Non, les périodes dont vous parlez présentaient des écarts de températures plus importants que les actuels. Par exemple, il y avait des forêts au Groenland, on cultivait la vigne en Angleterre et les Pays-Bas étaient submergés durant la période d'expansion des Vikings. D'ailleurs, nous sortons d'un épisode très froid (vers 1800) et d'un autre moindre (vers 1940) et il paraît peu surprenant que les températures augmentent depuis, d'autant que l'unique relevé fiable remonte vers 1900 (au Bourget) ; comment s'enflammer avec si peu de relevés et de recul ?
pierma a écrit:
En revanche ils ont eu droit à des mauvaises surprises qu'ils n'avaient pas forcément prévues, ou pas à ce point :
- le dégel, total ou saisonnier, du pergélisol, qui a emprisonné, et libère maintenant, du CO2 ou du méthane "fossile". (La seule consolation est que cette libération de GES n'a lieu qu'une fois, à priori ?)

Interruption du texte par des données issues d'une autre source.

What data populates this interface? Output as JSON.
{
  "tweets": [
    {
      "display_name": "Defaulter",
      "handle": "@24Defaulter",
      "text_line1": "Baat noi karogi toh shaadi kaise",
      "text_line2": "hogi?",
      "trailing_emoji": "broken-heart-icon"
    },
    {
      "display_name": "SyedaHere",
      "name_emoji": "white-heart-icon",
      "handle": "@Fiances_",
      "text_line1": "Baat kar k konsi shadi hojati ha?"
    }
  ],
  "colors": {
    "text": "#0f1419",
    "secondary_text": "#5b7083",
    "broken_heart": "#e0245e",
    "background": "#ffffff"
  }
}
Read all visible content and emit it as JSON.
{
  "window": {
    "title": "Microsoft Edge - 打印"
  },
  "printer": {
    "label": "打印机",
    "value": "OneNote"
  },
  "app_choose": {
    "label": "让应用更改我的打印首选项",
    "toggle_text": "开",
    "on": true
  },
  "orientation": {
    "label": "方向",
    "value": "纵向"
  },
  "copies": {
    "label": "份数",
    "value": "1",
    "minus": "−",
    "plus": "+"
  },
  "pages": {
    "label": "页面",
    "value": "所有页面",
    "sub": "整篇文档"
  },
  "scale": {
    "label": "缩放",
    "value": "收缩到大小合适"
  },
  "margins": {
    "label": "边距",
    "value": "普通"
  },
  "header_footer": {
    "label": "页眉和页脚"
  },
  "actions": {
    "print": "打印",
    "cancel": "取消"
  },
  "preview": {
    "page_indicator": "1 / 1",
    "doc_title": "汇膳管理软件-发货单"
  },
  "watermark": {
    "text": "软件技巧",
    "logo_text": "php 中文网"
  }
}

- La fonte (disparition, ou moindre durée saisonnière) des banquises diminue la part du rayonnement solaire immédiatement réfléchie.
- il me semble qu'il y a aussi un souci avec la quantité de CO2 (ou d'oxygène ?) stockée par les océans, liée à l'élévation de leur température, mais je n'ai pas mémorisé précisément le phénomène.

Rassurez-vous, les climatologues du GIEC ne le comprennent pas précisément non plus. Ces surprises leur permettent de justifier que leurs prédictions n'adviennent pas. Leur avenir est vers les géologues et les paléoclimatologues, qui cumulent des observables sur une très longue durée et qui présentent l'immense avantage d'être, eux, advenus ; j'entends par-là que ce qu'ils observent s'est réellement produit. C'est pour cela que ces champs scientifiques restent les plus dubitatifs sur le climato-alarmisme.

La réalité est que les climatologues composent une science nouvelle, jeune, avec peu de recul encore, et qu'ils sont imprudents en affirmant en savoir beaucoup plus qu'ils ne connaissent.